I finally realized what my problem is, it's the fact that I am too nice, I let people back in my life that I never should have talked to that first day so many months or years ago. I am the better person in most of my relationships, I am the better friend in the friendships I have. I don't just talk, I mostly listen. I don't break plans, I'm not secretive or conniving, I'm respectful and I will tell you my honest opinion without inflicting any pain at all. I guess I'm one of kind, I must be the only one. I understand you can't go through life as a hermit, interactions and relationships are important if you want survive. I hate that the one thing you want to be normal you won't even consider working at. Where did the compromise go? I just had a conversation with myself out loud and I talked about how I have no conscience when it comes to you, I don't feel an ounce of regret, at this point I am going to do what I have to do in order to keep my sanity, I deserve to be happy. What you don't deserve is my time. I used to consider you one of the best things that ever happened to me but I guess time happens, some of us grow up and we know who has our best interest in mind. Others are still trying to impress people who don't give a fuck.
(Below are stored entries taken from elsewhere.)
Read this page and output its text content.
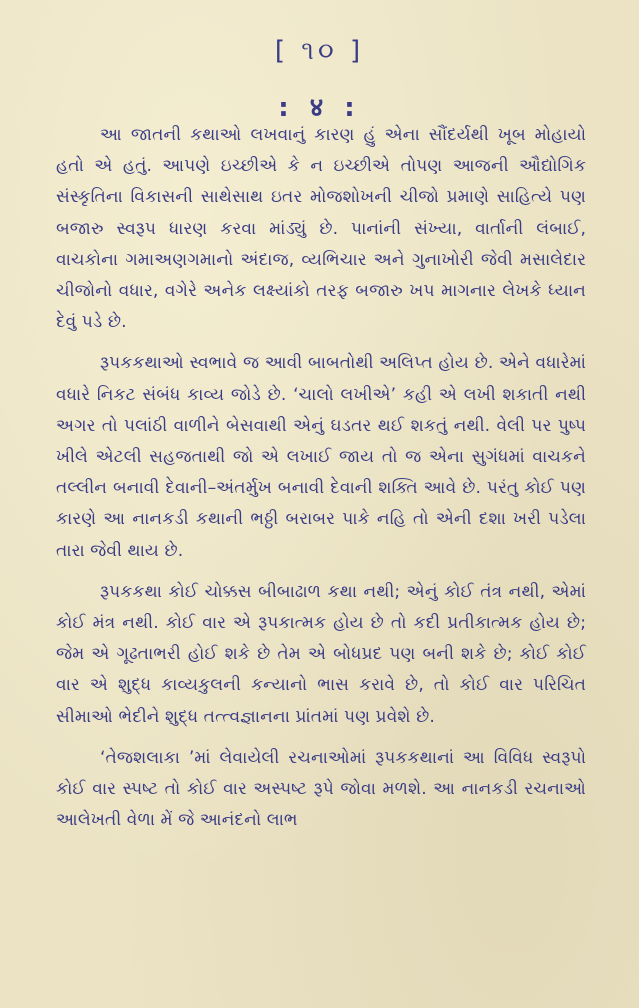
[ ૧૦ ]
: ४ :

આ જાતની કથાઓ લખવાનું કારણ હું એના સૌંદર્યથી ખૂબ મોહાયો હતો એ હતું. આપણે ઇચ્છીએ કે ન ઇચ્છીએ તોપણ આજની ઔદ્યોગિક સંસ્કૃતિના વિકાસની સાથેસાથ ઇતર મોજશોખની ચીજો પ્રમાણે સાહિત્યે પણ બજારુ સ્વરૂપ ધારણ કરવા માંડ્યું છે. પાનાંની સંખ્યા, વાર્તાની લંબાઈ, વાચકોના ગમાઅણગમાનો અંદાજ, વ્યભિચાર અને ગુનાખોરી જેવી મસાલેદાર ચીજોનો વધાર, વગેરે અનેક લક્ષ્યાંકો તરફ બજારુ ખપ માગનાર લેખકે ધ્યાન દેવું પડે છે.

રૂપકકથાઓ સ્વભાવે જ આવી બાબતોથી અલિપ્ત હોય છે. એને વધારેમાં વધારે નિકટ સંબંધ કાવ્ય જોડે છે. ‘ચાલો લખીએ’ કહી એ લખી શકાતી નથી અગર તો પલાંઠી વાળીને બેસવાથી એનું ઘડતર થઈ શકતું નથી. વેલી પર પુષ્પ ખીલે એટલી સહજતાથી જો એ લખાઈ જાય તો જ એના સુગંધમાં વાચકને તલ્લીન બનાવી દેવાની–અંતર્મુખ બનાવી દેવાની શક્તિ આવે છે. પરંતુ કોઈ પણ કારણે આ નાનકડી કથાની ભઠ્ઠી બરાબર પાકે નહિ તો એની દશા ખરી પડેલા તારા જેવી થાય છે.

રૂપકકથા કોઈ ચોક્કસ બીબાઢાળ કથા નથી; એનું કોઈ તંત્ર નથી, એમાં કોઈ મંત્ર નથી. કોઈ વાર એ રૂપકાત્મક હોય છે તો કદી પ્રતીકાત્મક હોય છે; જેમ એ ગૂઢતાભરી હોઈ શકે છે તેમ એ બોધપ્રદ પણ બની શકે છે; કોઈ કોઈ વાર એ શુદ્ધ કાવ્યકુલની કન્યાનો ભાસ કરાવે છે, તો કોઈ વાર પરિચિત સીમાઓ ભેદીને શુદ્ધ તત્ત્વજ્ઞાનના પ્રાંતમાં પણ પ્રવેશે છે.

‘તેજશલાકા ’માં લેવાયેલી રચનાઓમાં રૂપકકથાનાં આ વિવિધ સ્વરૂપો કોઈ વાર સ્પષ્ટ તો કોઈ વાર અસ્પષ્ટ રૂપે જોવા મળશે. આ નાનકડી રચનાઓ આલેખતી વેળા મેં જે આનંદનો લાભ
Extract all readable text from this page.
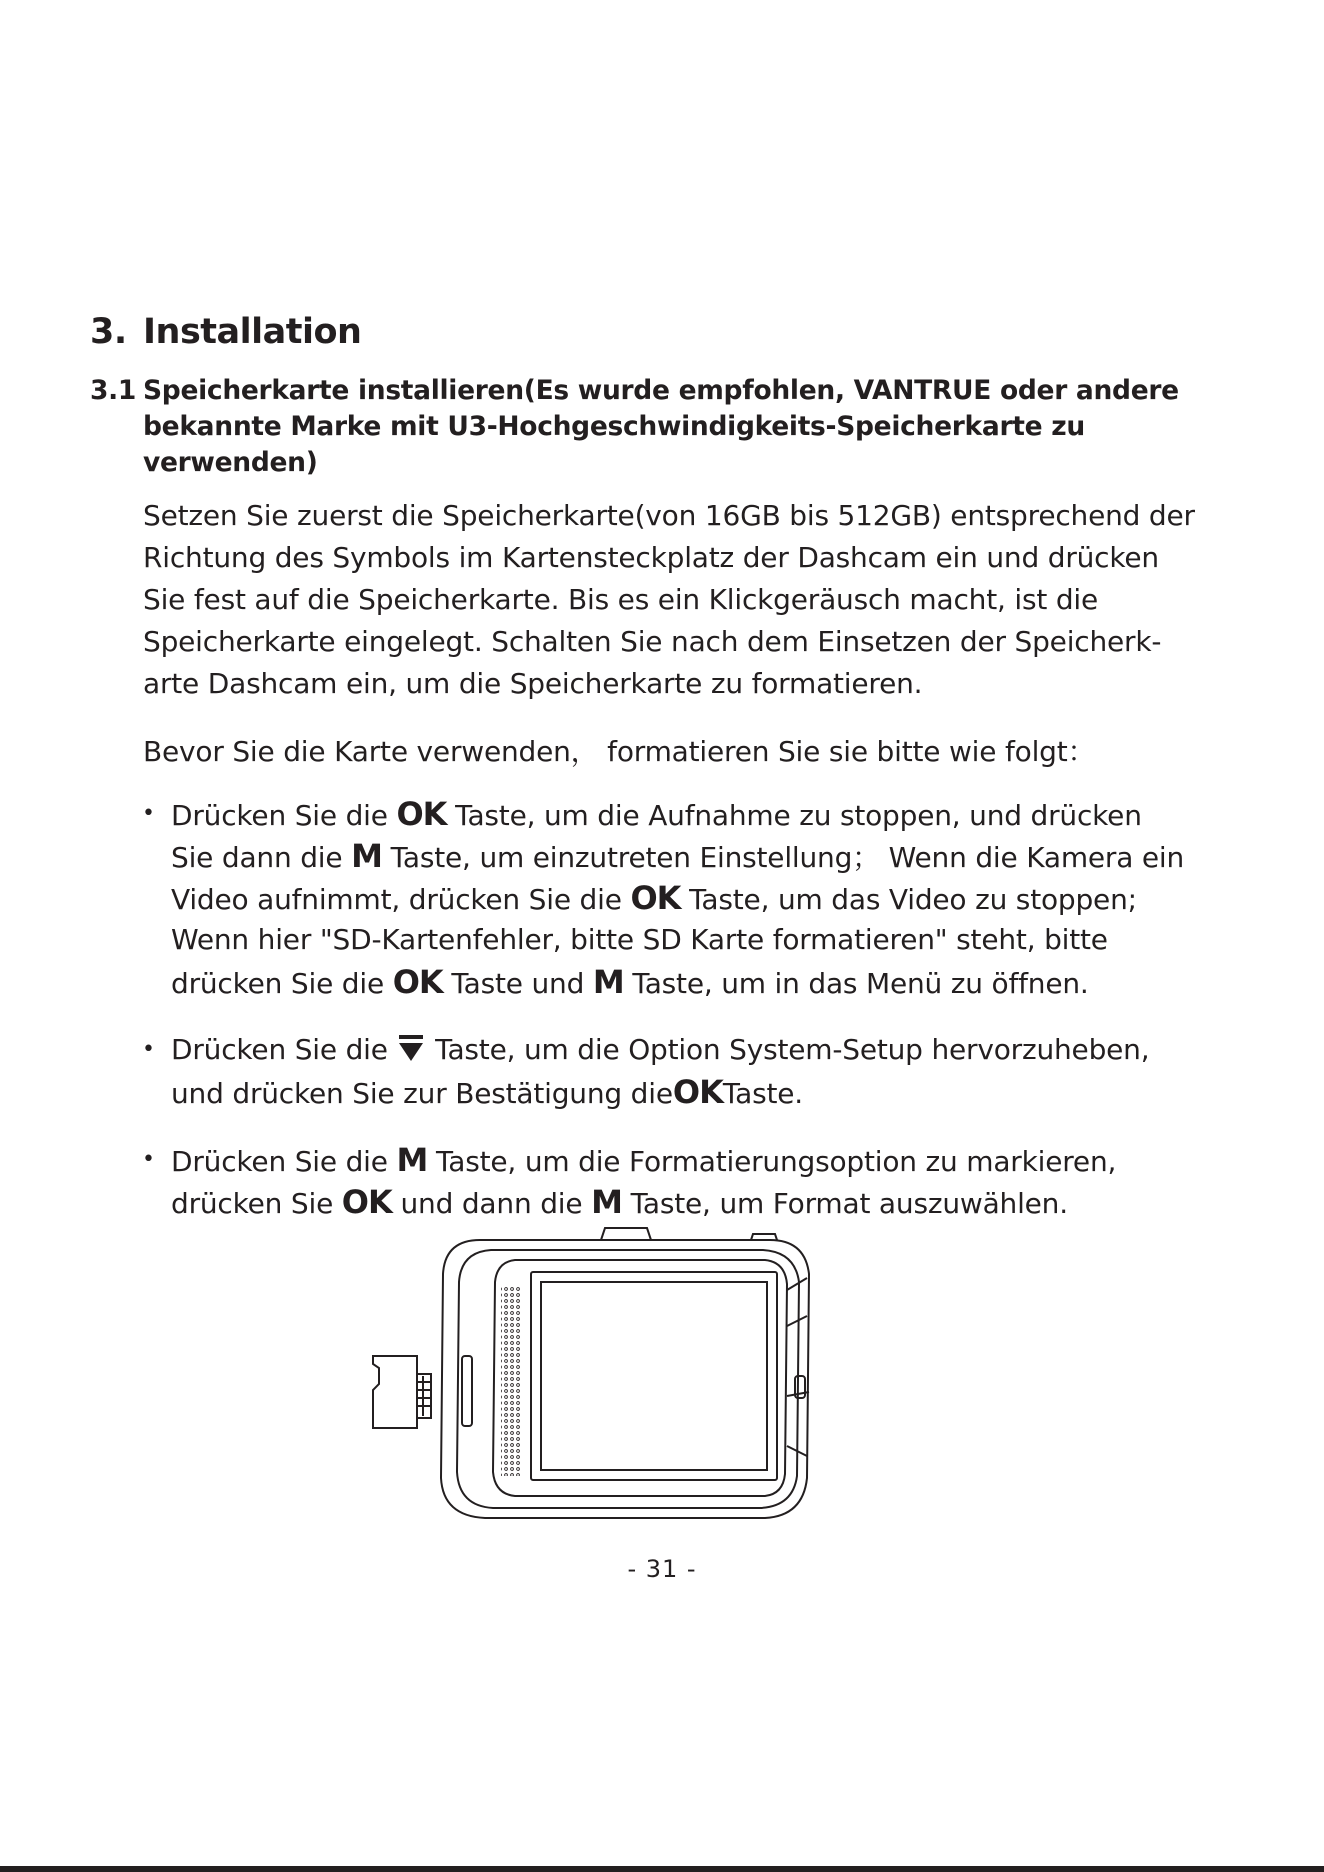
3. Installation
3.1 Speicherkarte installieren(Es wurde empfohlen, VANTRUE oder andere
bekannte Marke mit U3-Hochgeschwindigkeits-Speicherkarte zu
verwenden)
Setzen Sie zuerst die Speicherkarte(von 16GB bis 512GB) entsprechend der
Richtung des Symbols im Kartensteckplatz der Dashcam ein und drücken
Sie fest auf die Speicherkarte. Bis es ein Klickgeräusch macht, ist die
Speicherkarte eingelegt. Schalten Sie nach dem Einsetzen der Speicherk-
arte Dashcam ein, um die Speicherkarte zu formatieren.
Bevor Sie die Karte verwenden， formatieren Sie sie bitte wie folgt：
• Drücken Sie die OK Taste, um die Aufnahme zu stoppen, und drücken
Sie dann die M Taste, um einzutreten Einstellung； Wenn die Kamera ein
Video aufnimmt, drücken Sie die OK Taste, um das Video zu stoppen;
Wenn hier "SD-Kartenfehler, bitte SD Karte formatieren" steht, bitte
drücken Sie die OK Taste und M Taste, um in das Menü zu öffnen.
• Drücken Sie die  Taste, um die Option System-Setup hervorzuheben,
und drücken Sie zur Bestätigung dieOKTaste.
• Drücken Sie die M Taste, um die Formatierungsoption zu markieren,
drücken Sie OK und dann die M Taste, um Format auszuwählen.
- 31 -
What happened to the girl with the bright eyes and who cared more about friendships than keeping up with the joneses? I never thought I would say this, but I have to agree that the city has changed you. I have to say I've never seen you look so good, but it kills me that you are putting up fronts. Stop worrying and let what will be, just be.
2 comments:
the photo compliments your blog, very well.
have you considered telling the person what you wrote in this blog to them?
hope it all works out.
I wrote about three separate people in this blog and I don't maybe one day I will show them what I wrote.